The reason why it’s important that they are classified is because otherwise they would be on page one of the counter-interrogation training manuals for al Qaeda. So those are going to be classified, and there will have to be a legal determination by the Department of Justice if there is going to be a proposal to use one of these more aggressive techniques, which is what the CIA director said they needed to be able to know: Is it in bounds or out of bounds? So I think it’s going to require a little bit more, it’s going to be probably a classified decision and it’s going to be a little more nuanced than just is water-boarding going to be allowed or not allowed. It’s going to be a classified judgment based on the law that we pass.
Okay, do you think that technique is torture?

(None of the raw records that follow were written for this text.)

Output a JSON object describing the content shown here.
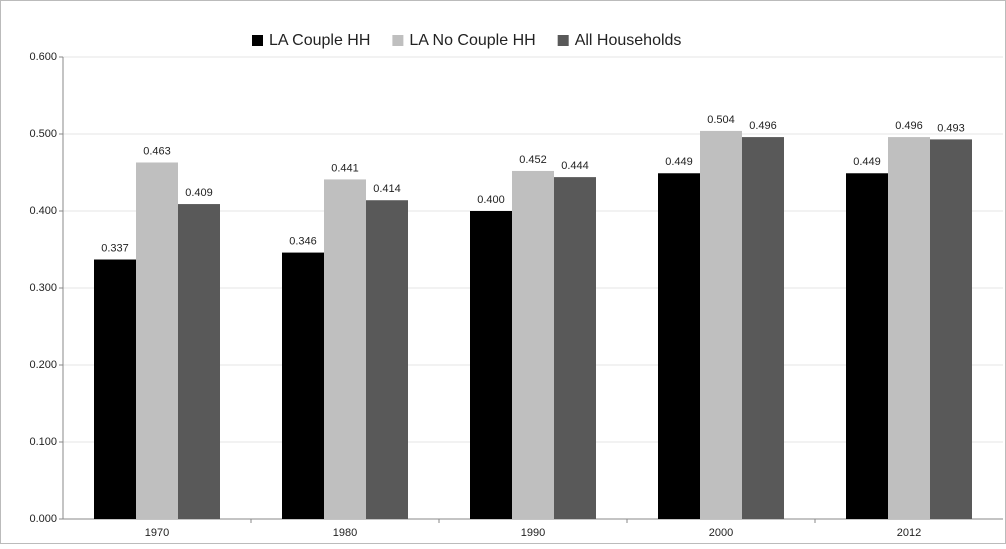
{
  "chart_data": {
    "type": "bar",
    "categories": [
      "1970",
      "1980",
      "1990",
      "2000",
      "2012"
    ],
    "series": [
      {
        "name": "LA Couple HH",
        "color": "#000000",
        "values": [
          0.337,
          0.346,
          0.4,
          0.449,
          0.449
        ],
        "value_labels": [
          "0.337",
          "0.346",
          "0.400",
          "0.449",
          "0.449"
        ]
      },
      {
        "name": "LA No Couple HH",
        "color": "#bfbfbf",
        "values": [
          0.463,
          0.441,
          0.452,
          0.504,
          0.496
        ],
        "value_labels": [
          "0.463",
          "0.441",
          "0.452",
          "0.504",
          "0.496"
        ]
      },
      {
        "name": "All Households",
        "color": "#595959",
        "values": [
          0.409,
          0.414,
          0.444,
          0.496,
          0.493
        ],
        "value_labels": [
          "0.409",
          "0.414",
          "0.444",
          "0.496",
          "0.493"
        ]
      }
    ],
    "ylim": [
      0,
      0.6
    ],
    "yticks": [
      {
        "value": 0,
        "label": "0.000"
      },
      {
        "value": 0.1,
        "label": "0.100"
      },
      {
        "value": 0.2,
        "label": "0.200"
      },
      {
        "value": 0.3,
        "label": "0.300"
      },
      {
        "value": 0.4,
        "label": "0.400"
      },
      {
        "value": 0.5,
        "label": "0.500"
      },
      {
        "value": 0.6,
        "label": "0.600"
      }
    ],
    "grid": true,
    "legend": "top"
  }
}
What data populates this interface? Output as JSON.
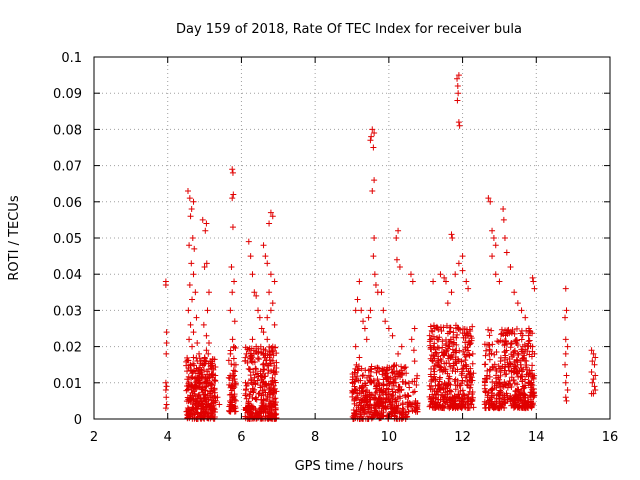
{
  "chart_data": {
    "type": "scatter",
    "title": "Day 159 of 2018, Rate Of TEC Index for receiver bula",
    "xlabel": "GPS time / hours",
    "ylabel": "ROTI / TECUs",
    "xlim": [
      2,
      16
    ],
    "ylim": [
      0,
      0.1
    ],
    "xticks": [
      "2",
      "4",
      "6",
      "8",
      "10",
      "12",
      "14",
      "16"
    ],
    "yticks": [
      "0",
      "0.01",
      "0.02",
      "0.03",
      "0.04",
      "0.05",
      "0.06",
      "0.07",
      "0.08",
      "0.09",
      "0.1"
    ],
    "grid": true,
    "marker": "+",
    "series": [
      {
        "name": "ROTI",
        "color": "#e00000",
        "points": [
          [
            3.95,
            0.038
          ],
          [
            3.95,
            0.037
          ],
          [
            3.97,
            0.024
          ],
          [
            3.97,
            0.021
          ],
          [
            3.96,
            0.018
          ],
          [
            3.95,
            0.01
          ],
          [
            3.97,
            0.009
          ],
          [
            3.95,
            0.008
          ],
          [
            3.96,
            0.006
          ],
          [
            3.97,
            0.004
          ],
          [
            3.95,
            0.003
          ],
          [
            4.55,
            0.063
          ],
          [
            4.6,
            0.061
          ],
          [
            4.65,
            0.058
          ],
          [
            4.7,
            0.06
          ],
          [
            4.62,
            0.056
          ],
          [
            4.68,
            0.05
          ],
          [
            4.58,
            0.048
          ],
          [
            4.72,
            0.047
          ],
          [
            4.64,
            0.043
          ],
          [
            4.7,
            0.04
          ],
          [
            4.6,
            0.037
          ],
          [
            4.75,
            0.035
          ],
          [
            4.66,
            0.033
          ],
          [
            4.56,
            0.03
          ],
          [
            4.78,
            0.028
          ],
          [
            4.62,
            0.026
          ],
          [
            4.7,
            0.024
          ],
          [
            4.58,
            0.022
          ],
          [
            4.8,
            0.021
          ],
          [
            4.66,
            0.02
          ],
          [
            4.85,
            0.018
          ],
          [
            4.9,
            0.016
          ],
          [
            4.95,
            0.015
          ],
          [
            5.0,
            0.017
          ],
          [
            5.05,
            0.019
          ],
          [
            5.1,
            0.018
          ],
          [
            5.15,
            0.016
          ],
          [
            5.2,
            0.014
          ],
          [
            5.12,
            0.021
          ],
          [
            5.05,
            0.023
          ],
          [
            4.98,
            0.026
          ],
          [
            5.08,
            0.03
          ],
          [
            5.12,
            0.035
          ],
          [
            5.0,
            0.042
          ],
          [
            5.06,
            0.043
          ],
          [
            5.02,
            0.052
          ],
          [
            5.05,
            0.054
          ],
          [
            4.95,
            0.055
          ],
          [
            5.3,
            0.005
          ],
          [
            5.35,
            0.006
          ],
          [
            5.4,
            0.004
          ],
          [
            5.25,
            0.003
          ],
          [
            5.75,
            0.069
          ],
          [
            5.77,
            0.068
          ],
          [
            5.75,
            0.061
          ],
          [
            5.78,
            0.062
          ],
          [
            5.77,
            0.053
          ],
          [
            5.73,
            0.042
          ],
          [
            5.8,
            0.038
          ],
          [
            5.75,
            0.035
          ],
          [
            5.7,
            0.03
          ],
          [
            5.82,
            0.027
          ],
          [
            5.76,
            0.022
          ],
          [
            5.7,
            0.018
          ],
          [
            5.85,
            0.015
          ],
          [
            5.8,
            0.012
          ],
          [
            5.72,
            0.009
          ],
          [
            5.78,
            0.006
          ],
          [
            5.74,
            0.004
          ],
          [
            5.8,
            0.003
          ],
          [
            5.85,
            0.005
          ],
          [
            6.2,
            0.049
          ],
          [
            6.25,
            0.045
          ],
          [
            6.3,
            0.04
          ],
          [
            6.35,
            0.035
          ],
          [
            6.4,
            0.034
          ],
          [
            6.45,
            0.03
          ],
          [
            6.5,
            0.028
          ],
          [
            6.55,
            0.025
          ],
          [
            6.3,
            0.022
          ],
          [
            6.4,
            0.02
          ],
          [
            6.6,
            0.018
          ],
          [
            6.7,
            0.022
          ],
          [
            6.8,
            0.057
          ],
          [
            6.85,
            0.056
          ],
          [
            6.75,
            0.054
          ],
          [
            6.6,
            0.048
          ],
          [
            6.65,
            0.045
          ],
          [
            6.7,
            0.043
          ],
          [
            6.8,
            0.04
          ],
          [
            6.9,
            0.038
          ],
          [
            6.75,
            0.035
          ],
          [
            6.85,
            0.032
          ],
          [
            6.8,
            0.03
          ],
          [
            6.7,
            0.028
          ],
          [
            6.9,
            0.026
          ],
          [
            6.6,
            0.024
          ],
          [
            6.85,
            0.02
          ],
          [
            9.5,
            0.077
          ],
          [
            9.55,
            0.08
          ],
          [
            9.6,
            0.079
          ],
          [
            9.52,
            0.078
          ],
          [
            9.58,
            0.075
          ],
          [
            9.6,
            0.066
          ],
          [
            9.55,
            0.063
          ],
          [
            9.6,
            0.05
          ],
          [
            9.58,
            0.045
          ],
          [
            9.62,
            0.04
          ],
          [
            9.65,
            0.037
          ],
          [
            9.7,
            0.035
          ],
          [
            9.5,
            0.03
          ],
          [
            9.45,
            0.028
          ],
          [
            9.1,
            0.03
          ],
          [
            9.15,
            0.033
          ],
          [
            9.2,
            0.038
          ],
          [
            9.25,
            0.03
          ],
          [
            9.3,
            0.027
          ],
          [
            9.35,
            0.025
          ],
          [
            9.4,
            0.022
          ],
          [
            9.1,
            0.02
          ],
          [
            9.2,
            0.017
          ],
          [
            9.8,
            0.035
          ],
          [
            9.85,
            0.03
          ],
          [
            9.9,
            0.027
          ],
          [
            10.0,
            0.025
          ],
          [
            10.1,
            0.023
          ],
          [
            10.2,
            0.05
          ],
          [
            10.25,
            0.052
          ],
          [
            10.22,
            0.044
          ],
          [
            10.3,
            0.042
          ],
          [
            10.35,
            0.02
          ],
          [
            10.25,
            0.018
          ],
          [
            10.6,
            0.04
          ],
          [
            10.65,
            0.038
          ],
          [
            10.7,
            0.025
          ],
          [
            10.62,
            0.022
          ],
          [
            10.68,
            0.019
          ],
          [
            10.7,
            0.016
          ],
          [
            11.2,
            0.038
          ],
          [
            11.4,
            0.04
          ],
          [
            11.5,
            0.039
          ],
          [
            11.55,
            0.038
          ],
          [
            11.6,
            0.032
          ],
          [
            11.7,
            0.035
          ],
          [
            11.8,
            0.04
          ],
          [
            11.9,
            0.043
          ],
          [
            12.0,
            0.041
          ],
          [
            12.1,
            0.038
          ],
          [
            12.15,
            0.036
          ],
          [
            12.0,
            0.045
          ],
          [
            11.85,
            0.094
          ],
          [
            11.9,
            0.095
          ],
          [
            11.87,
            0.092
          ],
          [
            11.88,
            0.09
          ],
          [
            11.86,
            0.088
          ],
          [
            11.9,
            0.082
          ],
          [
            11.92,
            0.081
          ],
          [
            11.7,
            0.051
          ],
          [
            11.72,
            0.05
          ],
          [
            12.7,
            0.061
          ],
          [
            12.75,
            0.06
          ],
          [
            12.8,
            0.052
          ],
          [
            12.85,
            0.05
          ],
          [
            12.9,
            0.048
          ],
          [
            13.1,
            0.058
          ],
          [
            13.12,
            0.055
          ],
          [
            13.15,
            0.05
          ],
          [
            13.2,
            0.046
          ],
          [
            13.3,
            0.042
          ],
          [
            13.4,
            0.035
          ],
          [
            13.5,
            0.032
          ],
          [
            13.6,
            0.03
          ],
          [
            13.7,
            0.028
          ],
          [
            13.8,
            0.025
          ],
          [
            12.8,
            0.045
          ],
          [
            12.9,
            0.04
          ],
          [
            13.0,
            0.038
          ],
          [
            13.9,
            0.039
          ],
          [
            13.92,
            0.038
          ],
          [
            13.95,
            0.036
          ],
          [
            13.9,
            0.02
          ],
          [
            13.95,
            0.018
          ],
          [
            14.8,
            0.036
          ],
          [
            14.82,
            0.03
          ],
          [
            14.78,
            0.028
          ],
          [
            14.8,
            0.022
          ],
          [
            14.85,
            0.02
          ],
          [
            14.8,
            0.018
          ],
          [
            14.78,
            0.015
          ],
          [
            14.82,
            0.012
          ],
          [
            14.8,
            0.01
          ],
          [
            14.85,
            0.008
          ],
          [
            14.8,
            0.006
          ],
          [
            14.82,
            0.005
          ],
          [
            15.5,
            0.019
          ],
          [
            15.55,
            0.018
          ],
          [
            15.6,
            0.017
          ],
          [
            15.52,
            0.016
          ],
          [
            15.58,
            0.015
          ],
          [
            15.5,
            0.013
          ],
          [
            15.6,
            0.012
          ],
          [
            15.55,
            0.011
          ],
          [
            15.52,
            0.01
          ],
          [
            15.58,
            0.009
          ],
          [
            15.6,
            0.008
          ],
          [
            15.5,
            0.007
          ],
          [
            15.55,
            0.007
          ]
        ],
        "dense_clusters": [
          {
            "x_range": [
              4.5,
              5.3
            ],
            "y_range": [
              0.0,
              0.017
            ],
            "count": 320
          },
          {
            "x_range": [
              5.65,
              5.85
            ],
            "y_range": [
              0.002,
              0.02
            ],
            "count": 60
          },
          {
            "x_range": [
              6.1,
              6.95
            ],
            "y_range": [
              0.0,
              0.02
            ],
            "count": 320
          },
          {
            "x_range": [
              9.0,
              10.5
            ],
            "y_range": [
              0.0,
              0.015
            ],
            "count": 420
          },
          {
            "x_range": [
              10.5,
              10.8
            ],
            "y_range": [
              0.002,
              0.012
            ],
            "count": 40
          },
          {
            "x_range": [
              11.1,
              12.3
            ],
            "y_range": [
              0.003,
              0.026
            ],
            "count": 420
          },
          {
            "x_range": [
              12.6,
              13.9
            ],
            "y_range": [
              0.003,
              0.025
            ],
            "count": 420
          },
          {
            "x_range": [
              13.85,
              13.95
            ],
            "y_range": [
              0.004,
              0.012
            ],
            "count": 25
          }
        ]
      }
    ]
  }
}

I don’t believe that water-boarding is torture because our own airmen use this as a training technique. So I don’t think that anything we subject our own people to as part of their training should be considered torture.

Brian Ross of ABC reported that water-boarding was very effective in getting key information from Khalid Sheikh Mohammed. Are you taking that off the table?

Rep. Duncan Hunter (R.-Calif.): Here’s what I can tell you about our program. We have a very effective program, and I’ve talked to Mike Hayden, the head of the CIA, and we cannot discuss the program. But we have a very effective program, and we will have a very effective program for interrogations in the future. That is what I can tell you.

I talked to Chairman Roberts over in the Senate, and he said it was out. Is that a correct assessment?

Hunter: He said what?

He said waterboarding was out.

Roberts: What I can tell you is the statement that I gave you. Not one word different. This system is classified. We had an effective system before, and we will continue to have effective interrogations.

Brian Ross of ABC reported that water-boarding extracted key intelligence from Khalid Sheikh Mohammad. Should Congress ban that technique?

Rep. Pete Hoekstra (R.-Mich.): I will not discuss certain techniques.

Well, Chairman Pat Roberts of the Intelligence Committee said it was out. He told me waterboarding was out.

Hoekstra: I know what’s in and what’s out. That’s all I’m going to say at this point.

John McCain has been out there talking about this. How come you can’t? Is it a threat to national security?

Hoekstra: In war, one of the things that you hope that happens is, especially with high-value targets, that, well, the less they know the better. Because they’ll just prepare their soldiers accordingly.

Do you think waterboarding is torture?

Hoekstra: I’m not going to get into specifics.

But this is something we do to our own soldiers [in training], right?

Hoekstra: Listen to me. We do not torture. That’s been our policy, it always will be our policy and that’s all I’ll tell you.